I think Easter inspired me to just start making pretty things. I've always been more prone to knitting and crocheting garments and accessories, but as spring finally makes itself known, the need for lots of scarves and hats has decreased, and I'm brainstorming new ideas. Crochet doilies are perfect because they work up quickly, and in this warmer weather, the cotton crochet thread doesn't make my hands sweat like wool would. Plus they're just darn pretty. I made five of them this weekend and I want to find a pattern for a bigger doily that I could use as a table centerpiece or under a vase. Ooh, or maybe to use as placemats! Anyone have a good pattern in mind that you've used before?

Thursday, April 2, 2015

Better Than Before // A Blogging for Books Review

Better Than Before by Gretchen Rubin, the author of The Happiness Project which I read last year and enjoyed thoroughly, is a book about habits, especially how the formation of habits really varies from person to person, but quintessentially how, no matter who you are, habits are "the invisible architecture of everyday life."

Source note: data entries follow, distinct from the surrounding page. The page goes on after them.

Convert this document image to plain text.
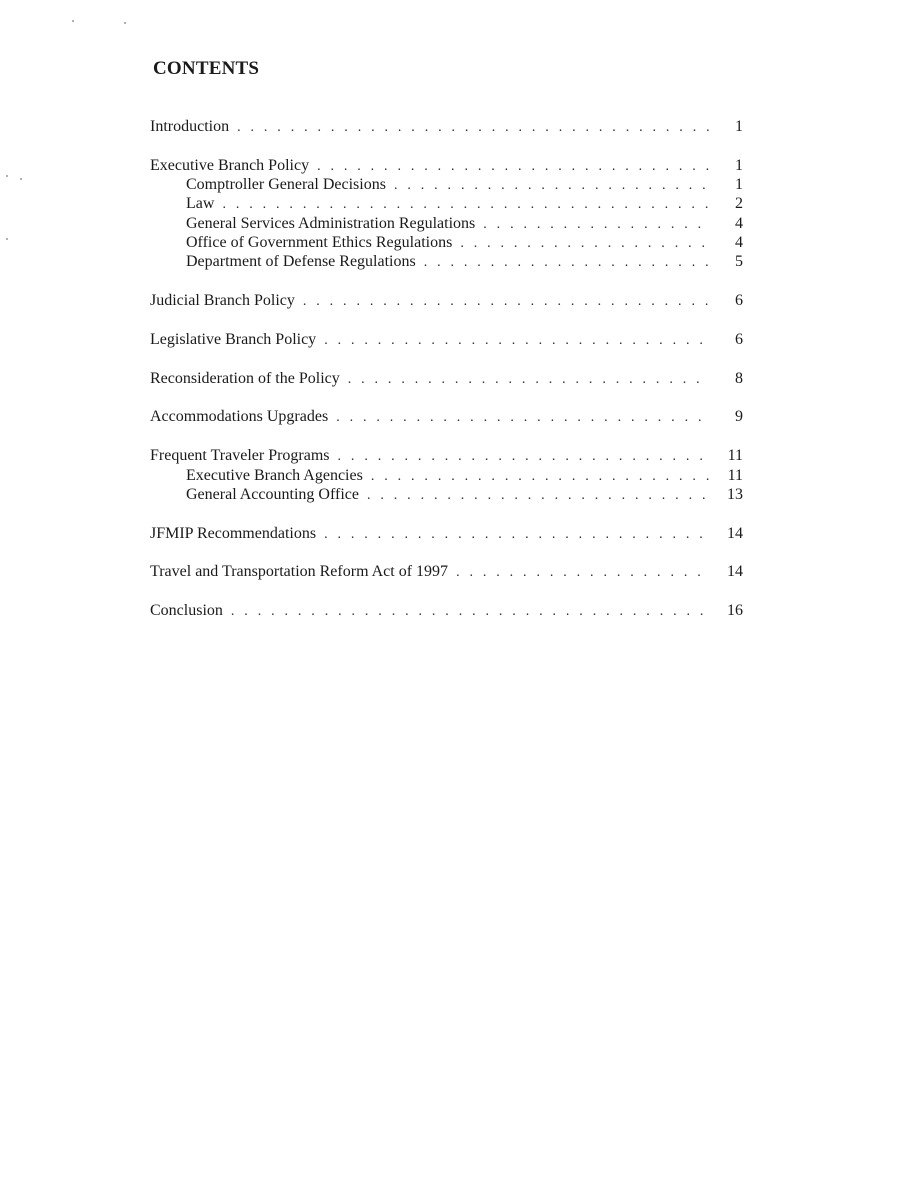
CONTENTS
Introduction . . .	1
Executive Branch Policy . . .	1
Comptroller General Decisions . . .	1
Law . . .	2
General Services Administration Regulations . . .	4
Office of Government Ethics Regulations . . .	4
Department of Defense Regulations . . .	5
Judicial Branch Policy . . .	6
Legislative Branch Policy . . .	6
Reconsideration of the Policy . . .	8
Accommodations Upgrades . . .	9
Frequent Traveler Programs . . .	11
Executive Branch Agencies . . .	11
General Accounting Office . . .	13
JFMIP Recommendations . . .	14
Travel and Transportation Reform Act of 1997 . . .	14
Conclusion . . .	16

At the beginning of the book, Rubin breaks down humankind into four main categories: upholders, questioners, obligers, and rebels. From here, Rubin defines the characteristics of each of these four personalities, and how habits specifically relate to each kind of person. The biggest pro of the book for me was that once I was able to identify myself as falling into one of these categories, Rubin regularly comes back to these categories while outlining different habit-forming techniques while also providing tips and tricks for habit formation.

While I did enjoy the book, it was hard to ignore Rubin's condescending tone that was evident throughout the book. She gave off a holier-than-thou attitude because, as a rare upholder, she can easily form good habits. The book was also filled with anecdotes of her efforts to also help transform everyone in her life, and while some people can certainly benefit from such attentions, she gave off a smug and nagging demeanor that really turned me off from her writing.

received this book from the Blogging for Books program in exchange for this review.